Türkiye, Kore ve Arjantin gibi ülkelerde kişi başına düşen milli gelirin, Amerika Birleşik Devletleri’nin kişi başı gelir düzeyine oranları incelendiğinde Arjantin’in büyük bir refah kaybı yaşadığı görülüyor. Peki, Türkiye için durum nasıl?
kolayca yatırım yapın
Bugünkü köşe yazısında “Türkiye’nin, Arjantin olma tehlikesi var…” başlıklı bir yazı kaleme alan ekonomist Fatih Özatay, söz konusu verilere bakıldığında Türkiye’yi nelerin bekleyebileceğine değindi.
“Makul Bir Ekonomi Programı Uygulanmalı”
1980 yılına göre çok ciddi bir düşüş yaşayan Arjantin’in halinin içler acısı olduğunu söyleyen isim, bu durumun “Makul bir ekonomi programı uygulamaya başlamazsak, Türkiye’nin Arjantin gibi olmak tehlikesi var” saptamasının arkasındaki nedeni gayet güzel özetlediğine dikkat çekti.
Arjantin’in son elli yılık süreç içinde büyük refah kaybı yaşadığını, Kore’nin ise bunun tersine müthiş iş başardığını ve Uluslararası Para Fonu’nun (IMF) ülke sıralamasında Kore’nin artık gelişmiş ülkeler grubunda yer aldığını belirtti.

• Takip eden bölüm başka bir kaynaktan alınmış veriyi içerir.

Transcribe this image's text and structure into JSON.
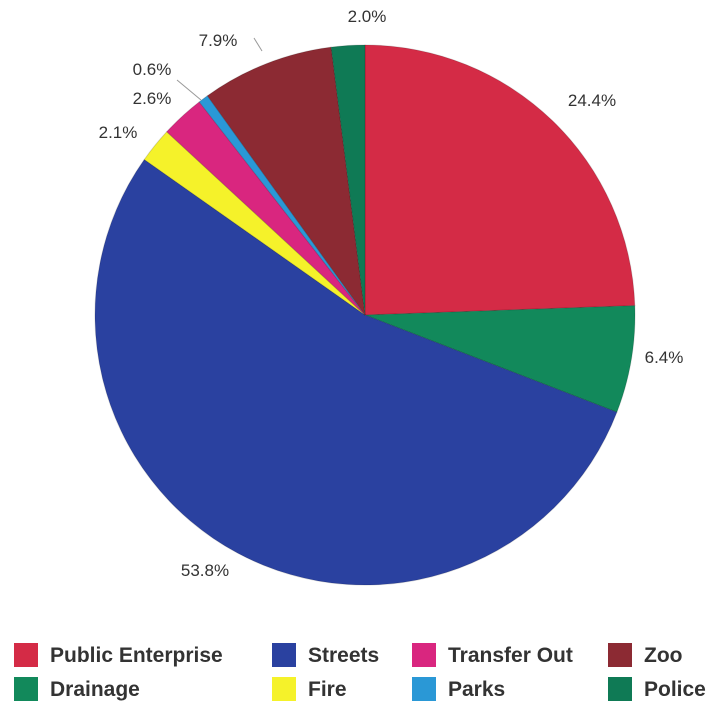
{
  "chart_data": {
    "type": "pie",
    "title": "",
    "legend_position": "bottom",
    "start_angle": "12 o'clock",
    "direction": "clockwise",
    "slices": [
      {
        "name": "Public Enterprise",
        "value": 24.4,
        "label": "24.4%",
        "color": "#d42b46"
      },
      {
        "name": "Drainage",
        "value": 6.4,
        "label": "6.4%",
        "color": "#12895b"
      },
      {
        "name": "Streets",
        "value": 53.8,
        "label": "53.8%",
        "color": "#2a41a0"
      },
      {
        "name": "Fire",
        "value": 2.1,
        "label": "2.1%",
        "color": "#f5f22a"
      },
      {
        "name": "Transfer Out",
        "value": 2.6,
        "label": "2.6%",
        "color": "#d9267f"
      },
      {
        "name": "Parks",
        "value": 0.6,
        "label": "0.6%",
        "color": "#2a98d6"
      },
      {
        "name": "Zoo",
        "value": 7.9,
        "label": "7.9%",
        "color": "#8c2a33"
      },
      {
        "name": "Police",
        "value": 2.0,
        "label": "2.0%",
        "color": "#0f7a55"
      }
    ],
    "legend": [
      {
        "name": "Public Enterprise",
        "color": "#d42b46"
      },
      {
        "name": "Streets",
        "color": "#2a41a0"
      },
      {
        "name": "Transfer Out",
        "color": "#d9267f"
      },
      {
        "name": "Zoo",
        "color": "#8c2a33"
      },
      {
        "name": "Drainage",
        "color": "#12895b"
      },
      {
        "name": "Fire",
        "color": "#f5f22a"
      },
      {
        "name": "Parks",
        "color": "#2a98d6"
      },
      {
        "name": "Police",
        "color": "#0f7a55"
      }
    ]
  }
}
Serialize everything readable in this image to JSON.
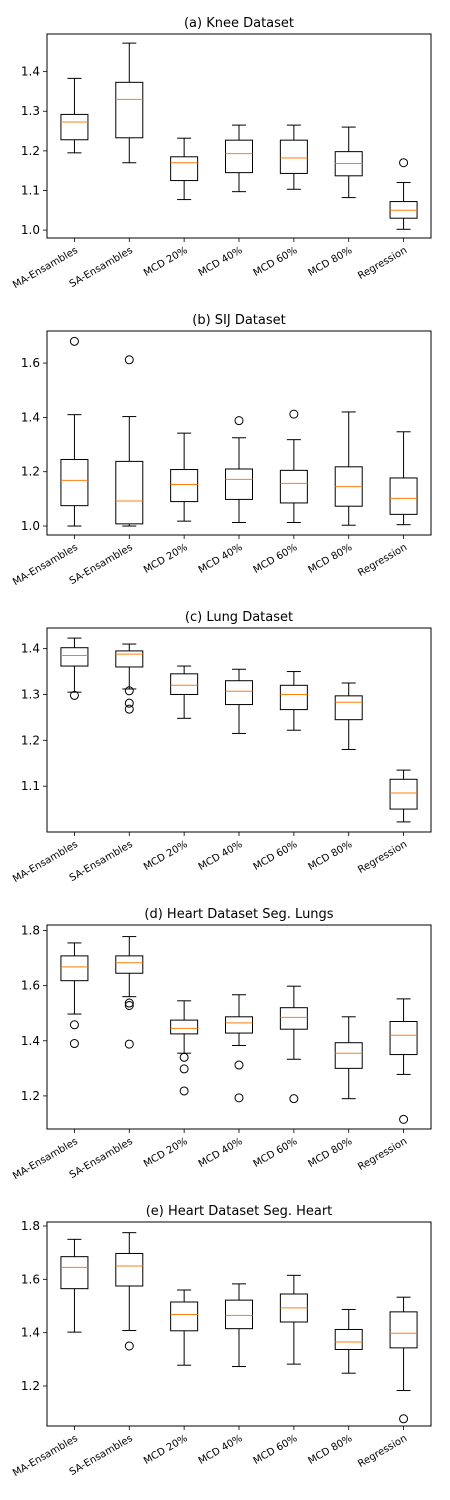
{
  "chart_data": [
    {
      "type": "box",
      "title": "(a) Knee Dataset",
      "categories": [
        "MA-Ensambles",
        "SA-Ensambles",
        "MCD 20%",
        "MCD 40%",
        "MCD 60%",
        "MCD 80%",
        "Regression"
      ],
      "ylim": [
        0.98,
        1.495
      ],
      "yticks": [
        1.0,
        1.1,
        1.2,
        1.3,
        1.4
      ],
      "ytick_labels": [
        "1.0",
        "1.1",
        "1.2",
        "1.3",
        "1.4"
      ],
      "boxes": [
        {
          "whislo": 1.195,
          "q1": 1.228,
          "med": 1.273,
          "q3": 1.292,
          "whishi": 1.383,
          "fliers": []
        },
        {
          "whislo": 1.17,
          "q1": 1.233,
          "med": 1.33,
          "q3": 1.373,
          "whishi": 1.472,
          "fliers": []
        },
        {
          "whislo": 1.077,
          "q1": 1.125,
          "med": 1.17,
          "q3": 1.185,
          "whishi": 1.232,
          "fliers": []
        },
        {
          "whislo": 1.097,
          "q1": 1.145,
          "med": 1.193,
          "q3": 1.227,
          "whishi": 1.265,
          "fliers": []
        },
        {
          "whislo": 1.103,
          "q1": 1.143,
          "med": 1.182,
          "q3": 1.227,
          "whishi": 1.265,
          "fliers": []
        },
        {
          "whislo": 1.082,
          "q1": 1.137,
          "med": 1.168,
          "q3": 1.198,
          "whishi": 1.26,
          "fliers": []
        },
        {
          "whislo": 1.002,
          "q1": 1.03,
          "med": 1.05,
          "q3": 1.072,
          "whishi": 1.12,
          "fliers": [
            1.17
          ]
        }
      ]
    },
    {
      "type": "box",
      "title": "(b) SIJ Dataset",
      "categories": [
        "MA-Ensambles",
        "SA-Ensambles",
        "MCD 20%",
        "MCD 40%",
        "MCD 60%",
        "MCD 80%",
        "Regression"
      ],
      "ylim": [
        0.967,
        1.718
      ],
      "yticks": [
        1.0,
        1.2,
        1.4,
        1.6
      ],
      "ytick_labels": [
        "1.0",
        "1.2",
        "1.4",
        "1.6"
      ],
      "boxes": [
        {
          "whislo": 1.0,
          "q1": 1.075,
          "med": 1.168,
          "q3": 1.245,
          "whishi": 1.41,
          "fliers": [
            1.68
          ]
        },
        {
          "whislo": 1.0,
          "q1": 1.008,
          "med": 1.092,
          "q3": 1.238,
          "whishi": 1.403,
          "fliers": [
            1.612
          ]
        },
        {
          "whislo": 1.018,
          "q1": 1.09,
          "med": 1.153,
          "q3": 1.208,
          "whishi": 1.342,
          "fliers": []
        },
        {
          "whislo": 1.013,
          "q1": 1.098,
          "med": 1.172,
          "q3": 1.21,
          "whishi": 1.325,
          "fliers": [
            1.388
          ]
        },
        {
          "whislo": 1.013,
          "q1": 1.085,
          "med": 1.157,
          "q3": 1.205,
          "whishi": 1.318,
          "fliers": [
            1.412
          ]
        },
        {
          "whislo": 1.003,
          "q1": 1.073,
          "med": 1.145,
          "q3": 1.218,
          "whishi": 1.42,
          "fliers": []
        },
        {
          "whislo": 1.005,
          "q1": 1.043,
          "med": 1.102,
          "q3": 1.177,
          "whishi": 1.347,
          "fliers": []
        }
      ]
    },
    {
      "type": "box",
      "title": "(c) Lung Dataset",
      "categories": [
        "MA-Ensambles",
        "SA-Ensambles",
        "MCD 20%",
        "MCD 40%",
        "MCD 60%",
        "MCD 80%",
        "Regression"
      ],
      "ylim": [
        1.0,
        1.445
      ],
      "yticks": [
        1.1,
        1.2,
        1.3,
        1.4
      ],
      "ytick_labels": [
        "1.1",
        "1.2",
        "1.3",
        "1.4"
      ],
      "boxes": [
        {
          "whislo": 1.305,
          "q1": 1.362,
          "med": 1.385,
          "q3": 1.402,
          "whishi": 1.423,
          "fliers": [
            1.298
          ]
        },
        {
          "whislo": 1.312,
          "q1": 1.36,
          "med": 1.388,
          "q3": 1.395,
          "whishi": 1.41,
          "fliers": [
            1.308,
            1.281,
            1.268
          ]
        },
        {
          "whislo": 1.248,
          "q1": 1.3,
          "med": 1.32,
          "q3": 1.345,
          "whishi": 1.362,
          "fliers": []
        },
        {
          "whislo": 1.215,
          "q1": 1.278,
          "med": 1.307,
          "q3": 1.33,
          "whishi": 1.355,
          "fliers": []
        },
        {
          "whislo": 1.222,
          "q1": 1.267,
          "med": 1.3,
          "q3": 1.32,
          "whishi": 1.35,
          "fliers": []
        },
        {
          "whislo": 1.18,
          "q1": 1.245,
          "med": 1.283,
          "q3": 1.297,
          "whishi": 1.325,
          "fliers": []
        },
        {
          "whislo": 1.022,
          "q1": 1.05,
          "med": 1.085,
          "q3": 1.115,
          "whishi": 1.135,
          "fliers": []
        }
      ]
    },
    {
      "type": "box",
      "title": "(d) Heart Dataset Seg. Lungs",
      "categories": [
        "MA-Ensambles",
        "SA-Ensambles",
        "MCD 20%",
        "MCD 40%",
        "MCD 60%",
        "MCD 80%",
        "Regression"
      ],
      "ylim": [
        1.08,
        1.82
      ],
      "yticks": [
        1.2,
        1.4,
        1.6,
        1.8
      ],
      "ytick_labels": [
        "1.2",
        "1.4",
        "1.6",
        "1.8"
      ],
      "boxes": [
        {
          "whislo": 1.497,
          "q1": 1.618,
          "med": 1.668,
          "q3": 1.708,
          "whishi": 1.755,
          "fliers": [
            1.458,
            1.39
          ]
        },
        {
          "whislo": 1.56,
          "q1": 1.645,
          "med": 1.683,
          "q3": 1.708,
          "whishi": 1.778,
          "fliers": [
            1.537,
            1.528,
            1.388
          ]
        },
        {
          "whislo": 1.355,
          "q1": 1.425,
          "med": 1.445,
          "q3": 1.475,
          "whishi": 1.545,
          "fliers": [
            1.34,
            1.298,
            1.218
          ]
        },
        {
          "whislo": 1.383,
          "q1": 1.428,
          "med": 1.465,
          "q3": 1.487,
          "whishi": 1.567,
          "fliers": [
            1.312,
            1.193
          ]
        },
        {
          "whislo": 1.333,
          "q1": 1.442,
          "med": 1.485,
          "q3": 1.52,
          "whishi": 1.598,
          "fliers": [
            1.19
          ]
        },
        {
          "whislo": 1.19,
          "q1": 1.3,
          "med": 1.355,
          "q3": 1.393,
          "whishi": 1.487,
          "fliers": []
        },
        {
          "whislo": 1.278,
          "q1": 1.35,
          "med": 1.42,
          "q3": 1.47,
          "whishi": 1.552,
          "fliers": [
            1.115
          ]
        }
      ]
    },
    {
      "type": "box",
      "title": "(e) Heart Dataset Seg. Heart",
      "categories": [
        "MA-Ensambles",
        "SA-Ensambles",
        "MCD 20%",
        "MCD 40%",
        "MCD 60%",
        "MCD 80%",
        "Regression"
      ],
      "ylim": [
        1.05,
        1.815
      ],
      "yticks": [
        1.2,
        1.4,
        1.6,
        1.8
      ],
      "ytick_labels": [
        "1.2",
        "1.4",
        "1.6",
        "1.8"
      ],
      "boxes": [
        {
          "whislo": 1.402,
          "q1": 1.565,
          "med": 1.645,
          "q3": 1.685,
          "whishi": 1.75,
          "fliers": []
        },
        {
          "whislo": 1.408,
          "q1": 1.575,
          "med": 1.65,
          "q3": 1.697,
          "whishi": 1.775,
          "fliers": [
            1.35
          ]
        },
        {
          "whislo": 1.278,
          "q1": 1.407,
          "med": 1.468,
          "q3": 1.515,
          "whishi": 1.56,
          "fliers": []
        },
        {
          "whislo": 1.273,
          "q1": 1.415,
          "med": 1.465,
          "q3": 1.522,
          "whishi": 1.583,
          "fliers": []
        },
        {
          "whislo": 1.282,
          "q1": 1.44,
          "med": 1.493,
          "q3": 1.545,
          "whishi": 1.615,
          "fliers": []
        },
        {
          "whislo": 1.248,
          "q1": 1.337,
          "med": 1.365,
          "q3": 1.412,
          "whishi": 1.487,
          "fliers": []
        },
        {
          "whislo": 1.183,
          "q1": 1.343,
          "med": 1.398,
          "q3": 1.478,
          "whishi": 1.533,
          "fliers": [
            1.077
          ]
        }
      ]
    }
  ],
  "colors": {
    "box": "#000000",
    "median": "#ff7f0e",
    "flier": "#000000"
  }
}
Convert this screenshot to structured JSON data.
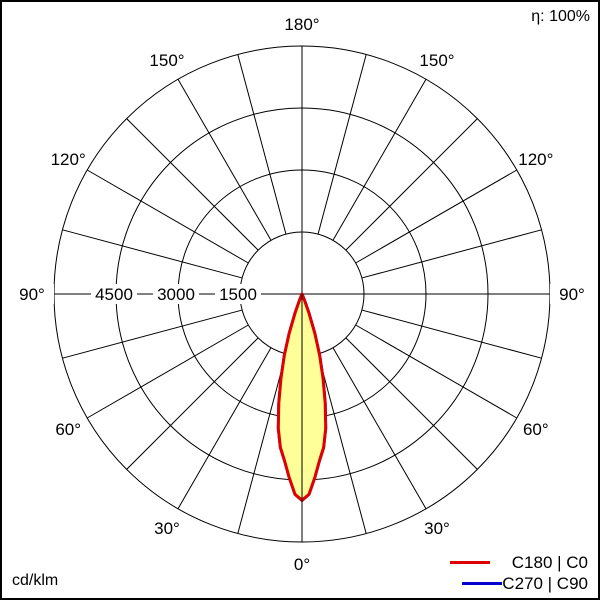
{
  "efficiency": "η: 100%",
  "unit": "cd/klm",
  "chart_data": {
    "type": "polar",
    "title": "",
    "radial_unit": "cd/klm",
    "radial_max": 6000,
    "ring_values": [
      1500,
      3000,
      4500,
      6000
    ],
    "ring_labels": [
      "1500",
      "3000",
      "4500"
    ],
    "spoke_step_deg": 15,
    "angle_labels": [
      {
        "angle": 0,
        "text": "0°"
      },
      {
        "angle": 30,
        "text": "30°"
      },
      {
        "angle": -30,
        "text": "30°"
      },
      {
        "angle": 60,
        "text": "60°"
      },
      {
        "angle": -60,
        "text": "60°"
      },
      {
        "angle": 90,
        "text": "90°"
      },
      {
        "angle": -90,
        "text": "90°"
      },
      {
        "angle": 120,
        "text": "120°"
      },
      {
        "angle": -120,
        "text": "120°"
      },
      {
        "angle": 150,
        "text": "150°"
      },
      {
        "angle": -150,
        "text": "150°"
      },
      {
        "angle": 180,
        "text": "180°"
      }
    ],
    "grid": true,
    "legend_position": "bottom-right",
    "fill_color": "#ffff99",
    "series": [
      {
        "name": "C270 | C90",
        "color": "#0000cc",
        "gamma": [
          0,
          2,
          4,
          6,
          8,
          10,
          12,
          14,
          16,
          18,
          20,
          22,
          24
        ],
        "intensity": [
          4990,
          4850,
          4450,
          4050,
          3750,
          3300,
          2700,
          2100,
          1550,
          1000,
          480,
          150,
          0
        ]
      },
      {
        "name": "C180 | C0",
        "color": "#e00000",
        "gamma": [
          0,
          2,
          4,
          6,
          8,
          10,
          12,
          14,
          16,
          18,
          20,
          22,
          24
        ],
        "intensity": [
          4990,
          4850,
          4450,
          4050,
          3750,
          3300,
          2700,
          2100,
          1550,
          1000,
          480,
          150,
          0
        ]
      }
    ]
  }
}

Kore’nin 1980 yılında Türkiye’nin bayağı gerisinde olduğu hususunun unutulmaması gerektiğini belirtirken Türkiye’nin de fena iş çıkarmadığını ancak hala ABD ile arasında büyük bir gelir farkı bulunduğunu ifade etti.
Bu durumun nedenlerini yatırım ve tasarruf oranı, yatırımların hangi alanlara yapıldığı, nüfusun eğitim düzeyi, eğitimin kalitesi, verimlilik düzeyi ve benzeri olası nedenler olarak sıralamakla birlikte işin dönüp dolaşıp kurumsal yapıya geldiğinin altını çizdi.
Hukuksal Yapı ve Ekonomik Gelişmişlik Arasındaki İlişki
Merkez bankasının ya da finans sistemini düzenleyen ve denetleyen kurumların, kurumsal yapılarının öneminden bahseden Özatay, “kurumsal yapının nasıl şekillendiğinin çok daha önemli olduğu bir alan” olarak nitelendirdiği “hukuk” kavramına dikkat çekti.
Merkez bankasının ya da finans sisteminden sorumlu kurumun yapısının daha çok istikrar ile ilgili olduğunu söyleyen isim, “Ama hukuk sisteminiz düzgün değilse, ekonomide istikrar olsa da zengin ülkelerle aranızdaki gelir farkını azaltmak için atılım yapmanız mümkün olmaz.” ifadesini kullandı.
Özatay, yazısın son kısmında son dönemde iki yüksek mahkeme arasında yaşananlara değindi. Yargıtay’ın, Anayasa Mahkemesi üyelerine suç duyurusunda bulunduğu ve Anayasa Mahkemesi’nin kararlarına uyulmadığı bir ülkede bu hukuksal yapı ile ekonomik gelişmişlik düzeyinin ne ölçüde artırılabilir olduğunu tartışmanın artık daha kolay olacağını ifade etti.